In the case of Long Beach Beach┬áBrethren Manor, Inc. v. Leverett, LLBM appeals the judgment in its unlawful detainer action in favor of the tenant. Landlord contends the judgment should be reversed because the trial court erred in granting Tenant’s motion for summary judgment. Landlord originally filed its unlawful detainer on August 11, 2014, alleging defendant was a tenant, and that he failed to vacate the property after being given a 10-day notice to quit. The attached notice indicated it was served on defendant on July 29, 2014, based on an “incurable breach” of the United States Department of Housing and Urban Development (HUD) rental agreement. The notice required Tenant “to refrain from disturbing the rights and comforts of other tenants.”

The notice stated that the Tenant breached the portion of the agreement by hitting another tenant on the shoulder three times, and by engaging in a physical altercation with a different tenant. The complaint for unlawful detainer requested possession of the property, forfeiture of the rental agreement, and damages. Tenant filed an answer on August 13, 2014, generally denying the allegations with some affirmative defenses.

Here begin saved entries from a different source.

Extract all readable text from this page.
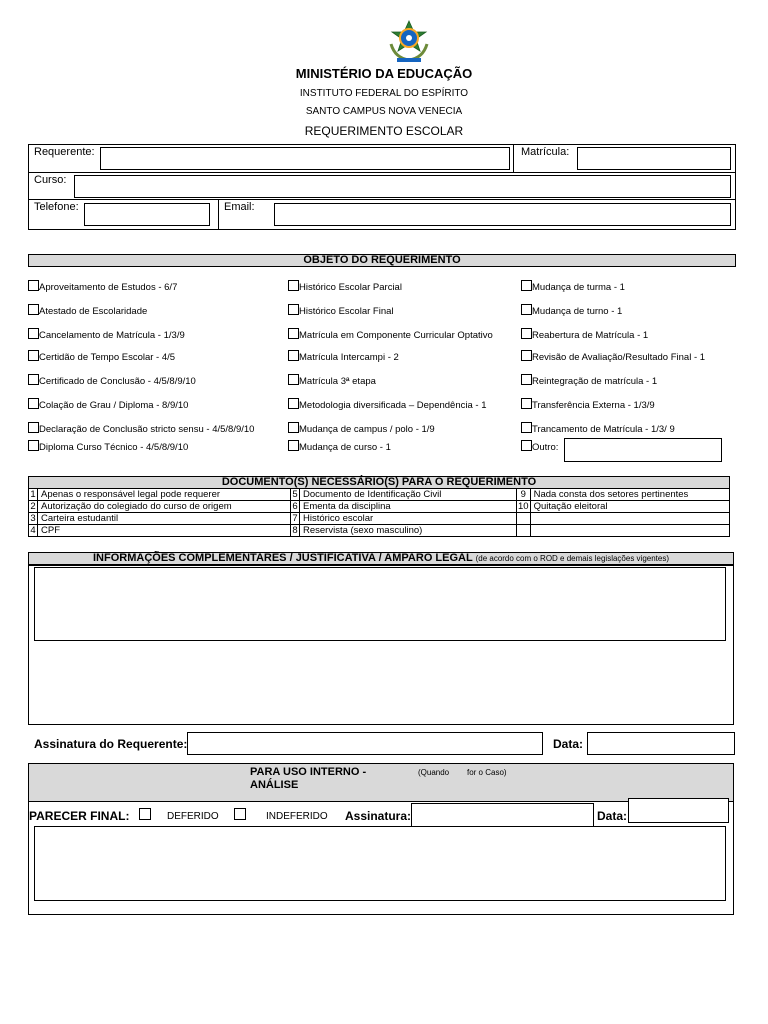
MINISTÉRIO DA EDUCAÇÃO
INSTITUTO FEDERAL DO ESPÍRITO
SANTO CAMPUS NOVA VENECIA
REQUERIMENTO ESCOLAR
Requerente:	Matrícula:
Curso:
Telefone:	Email:
OBJETO DO REQUERIMENTO
Aproveitamento de Estudos - 6/7
Atestado de Escolaridade
Cancelamento de Matrícula - 1/3/9
Certidão de Tempo Escolar - 4/5
Certificado de Conclusão - 4/5/8/9/10
Colação de Grau / Diploma - 8/9/10
Declaração de Conclusão stricto sensu - 4/5/8/9/10
Diploma Curso Técnico - 4/5/8/9/10
Histórico Escolar Parcial
Histórico Escolar Final
Matrícula em Componente Curricular Optativo
Matrícula Intercampi - 2
Matrícula 3ª etapa
Metodologia diversificada – Dependência - 1
Mudança de campus / polo - 1/9
Mudança de curso - 1
Mudança de turma - 1
Mudança de turno - 1
Reabertura de Matrícula - 1
Revisão de Avaliação/Resultado Final - 1
Reintegração de matrícula - 1
Transferência Externa - 1/3/9
Trancamento de Matrícula - 1/3/ 9
Outro:
DOCUMENTO(S) NECESSÁRIO(S) PARA O REQUERIMENTO
1	Apenas o responsável legal pode requerer	5	Documento de Identificação Civil	9	Nada consta dos setores pertinentes
2	Autorização do colegiado do curso de origem	6	Ementa da disciplina	10	Quitação eleitoral
3	Carteira estudantil	7	Histórico escolar		
4	CPF	8	Reservista (sexo masculino)		
INFORMAÇÕES COMPLEMENTARES / JUSTIFICATIVA / AMPARO LEGAL (de acordo com o ROD e demais legislações vigentes)
Assinatura do Requerente:	Data:
PARA USO INTERNO -
ANÁLISE
(Quando for o Caso)
PARECER FINAL:	DEFERIDO	INDEFERIDO Assinatura:	Data:
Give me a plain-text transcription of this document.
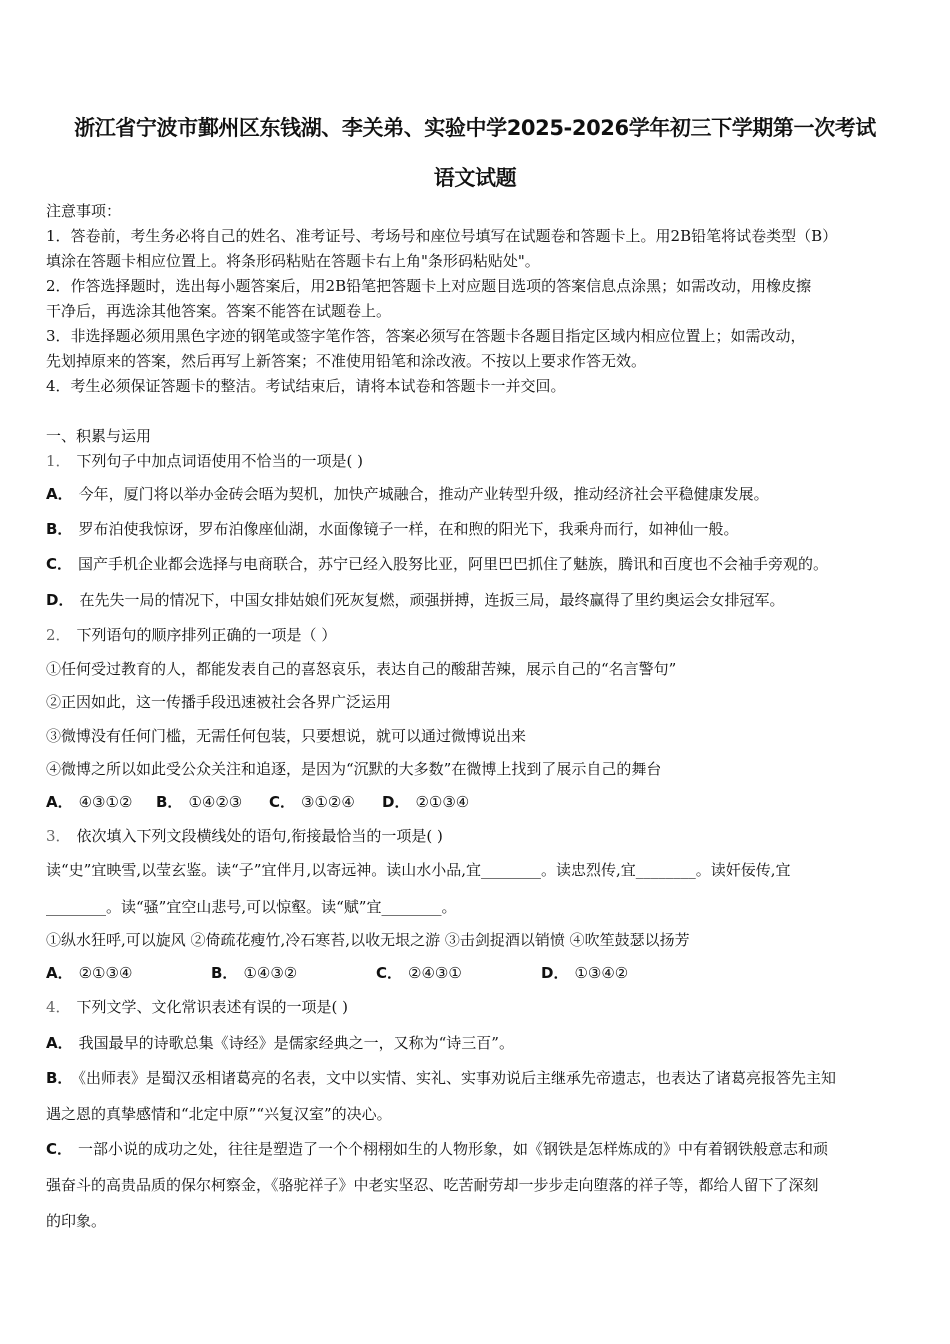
浙江省宁波市鄞州区东钱湖、李关弟、实验中学2025-2026学年初三下学期第一次考试
语文试题
注意事项：
1．答卷前，考生务必将自己的姓名、准考证号、考场号和座位号填写在试题卷和答题卡上。用2B铅笔将试卷类型（B）
填涂在答题卡相应位置上。将条形码粘贴在答题卡右上角"条形码粘贴处"。
2．作答选择题时，选出每小题答案后，用2B铅笔把答题卡上对应题目选项的答案信息点涂黑；如需改动，用橡皮擦
干净后，再选涂其他答案。答案不能答在试题卷上。
3．非选择题必须用黑色字迹的钢笔或签字笔作答，答案必须写在答题卡各题目指定区域内相应位置上；如需改动，
先划掉原来的答案，然后再写上新答案；不准使用铅笔和涂改液。不按以上要求作答无效。
4．考生必须保证答题卡的整洁。考试结束后，请将本试卷和答题卡一并交回。
一、积累与运用
1． 下列句子中加点词语使用不恰当的一项是( )
A． 今年，厦门将以举办金砖会晤为契机，加快产城融合，推动产业转型升级，推动经济社会平稳健康发展。
B． 罗布泊使我惊讶，罗布泊像座仙湖，水面像镜子一样，在和煦的阳光下，我乘舟而行，如神仙一般。
C． 国产手机企业都会选择与电商联合，苏宁已经入股努比亚，阿里巴巴抓住了魅族，腾讯和百度也不会袖手旁观的。
D． 在先失一局的情况下，中国女排姑娘们死灰复燃，顽强拼搏，连扳三局，最终赢得了里约奥运会女排冠军。
2． 下列语句的顺序排列正确的一项是（ ）
①任何受过教育的人，都能发表自己的喜怒哀乐，表达自己的酸甜苦辣，展示自己的“名言警句”
②正因如此，这一传播手段迅速被社会各界广泛运用
③微博没有任何门槛，无需任何包装，只要想说，就可以通过微博说出来
④微博之所以如此受公众关注和追逐，是因为“沉默的大多数”在微博上找到了展示自己的舞台
A． ④③①② B． ①④②③ C． ③①②④ D． ②①③④
3． 依次填入下列文段横线处的语句,衔接最恰当的一项是( )
读“史”宜映雪,以莹玄鉴。读“子”宜伴月,以寄远神。读山水小品,宜________。读忠烈传,宜________。读奸佞传,宜
________。读“骚”宜空山悲号,可以惊壑。读“赋”宜________。
①纵水狂呼,可以旋风 ②倚疏花瘦竹,冷石寒苔,以收无垠之游 ③击剑捉酒以销愤 ④吹笙鼓瑟以扬芳
A． ②①③④	B． ①④③②	C． ②④③①	D． ①③④②
4． 下列文学、文化常识表述有误的一项是( )
A． 我国最早的诗歌总集《诗经》是儒家经典之一，又称为“诗三百”。
B． 《出师表》是蜀汉丞相诸葛亮的名表，文中以实情、实礼、实事劝说后主继承先帝遗志，也表达了诸葛亮报答先主知
遇之恩的真挚感情和“北定中原”“兴复汉室”的决心。
C． 一部小说的成功之处，往往是塑造了一个个栩栩如生的人物形象，如《钢铁是怎样炼成的》中有着钢铁般意志和顽
强奋斗的高贵品质的保尔柯察金，《骆驼祥子》中老实坚忍、吃苦耐劳却一步步走向堕落的祥子等，都给人留下了深刻
的印象。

Tenant then filed a motion for summary judgment, which stated that there was no triable issue of material fact regarding whether the notice to quit gave Tenant enough notice. Tenant argued the agreement should be interpreted to require 30 days’ notice to quit, and since only 10 days of notice were provided, Landlord’s unlawful detainer action was premature and fatally defective because of the inadequate notice.

The initial one-year lease had expired, and the agreement had been renewed for successive one-month terms there afterwards. Tenant used paragraph 9(b)(1) of the Lease, which stated that the landlord may end the agreement effective at the end of any successive term, “based upon either material noncompliance with this Agreement, material failure to carry out obligations under any State landlord or tenant act, or other good cause. When termination of the tenancy is based on other good cause, the termination notice shall so state, at the end of a term and in accordance with the termination provisions of this Agreement, but in no case earlier than 30 days after receipt by the TENANT of the notice. Where the termination notice is based on material noncompliance with this Agreement or material failure to carry out obligations under a State landlord or tenant act, the time of service shall be in accordance with the previous sentence or State law, whichever is later.”

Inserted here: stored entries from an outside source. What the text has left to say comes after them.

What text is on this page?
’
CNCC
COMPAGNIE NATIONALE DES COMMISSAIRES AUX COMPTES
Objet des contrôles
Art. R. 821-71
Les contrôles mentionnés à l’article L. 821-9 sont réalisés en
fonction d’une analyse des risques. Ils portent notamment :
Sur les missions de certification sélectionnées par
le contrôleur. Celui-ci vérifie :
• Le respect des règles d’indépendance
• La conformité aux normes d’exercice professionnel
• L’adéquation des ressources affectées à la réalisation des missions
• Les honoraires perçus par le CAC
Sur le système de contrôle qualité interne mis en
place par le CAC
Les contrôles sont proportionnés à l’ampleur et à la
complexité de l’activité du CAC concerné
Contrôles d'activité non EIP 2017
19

Defendant brought forth the basis for the termination was defendant’s alleged noncompliance with the section of the agreement. Defendant was thus entitled to 30 days of notice, because this amount of time provided for more time for termination than was set forth by State law, which is only 3 days of notice. Plaintiff filed an opposition to this, contending the motion should not be allowed due to the agreement being interpreted as requiring only the notice required by State law of 3 days of notice.

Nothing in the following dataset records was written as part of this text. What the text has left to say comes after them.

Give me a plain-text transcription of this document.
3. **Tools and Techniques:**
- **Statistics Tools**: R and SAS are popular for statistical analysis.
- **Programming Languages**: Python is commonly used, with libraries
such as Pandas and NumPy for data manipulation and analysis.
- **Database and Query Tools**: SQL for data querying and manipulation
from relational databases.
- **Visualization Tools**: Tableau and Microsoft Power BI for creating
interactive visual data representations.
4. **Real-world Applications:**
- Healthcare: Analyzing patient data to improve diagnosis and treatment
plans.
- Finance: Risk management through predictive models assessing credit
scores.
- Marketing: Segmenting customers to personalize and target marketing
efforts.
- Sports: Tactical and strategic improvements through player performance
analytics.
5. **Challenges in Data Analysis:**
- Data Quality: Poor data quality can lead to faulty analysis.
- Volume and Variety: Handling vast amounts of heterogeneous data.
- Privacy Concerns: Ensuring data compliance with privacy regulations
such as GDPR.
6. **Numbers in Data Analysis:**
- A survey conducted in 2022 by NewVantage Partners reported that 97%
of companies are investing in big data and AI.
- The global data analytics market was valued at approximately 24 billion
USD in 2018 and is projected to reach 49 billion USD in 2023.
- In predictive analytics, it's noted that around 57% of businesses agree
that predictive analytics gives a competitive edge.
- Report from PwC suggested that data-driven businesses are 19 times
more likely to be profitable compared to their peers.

The court then granted the defendant’s summary judgment motion because it had determined there was no triable issue of fact with respect to the 30 days of notice being required under the agreement. The court rendered judgment in defendant’s favor. Court of Appeals also affirmed the judgment.

This case is important for landlords to note that they should comply with whatever the terms of the lease agreement allow. The terms of the lease agreement can sometimes even supersede State law, so it is important to review prior to serving any notices on tenants.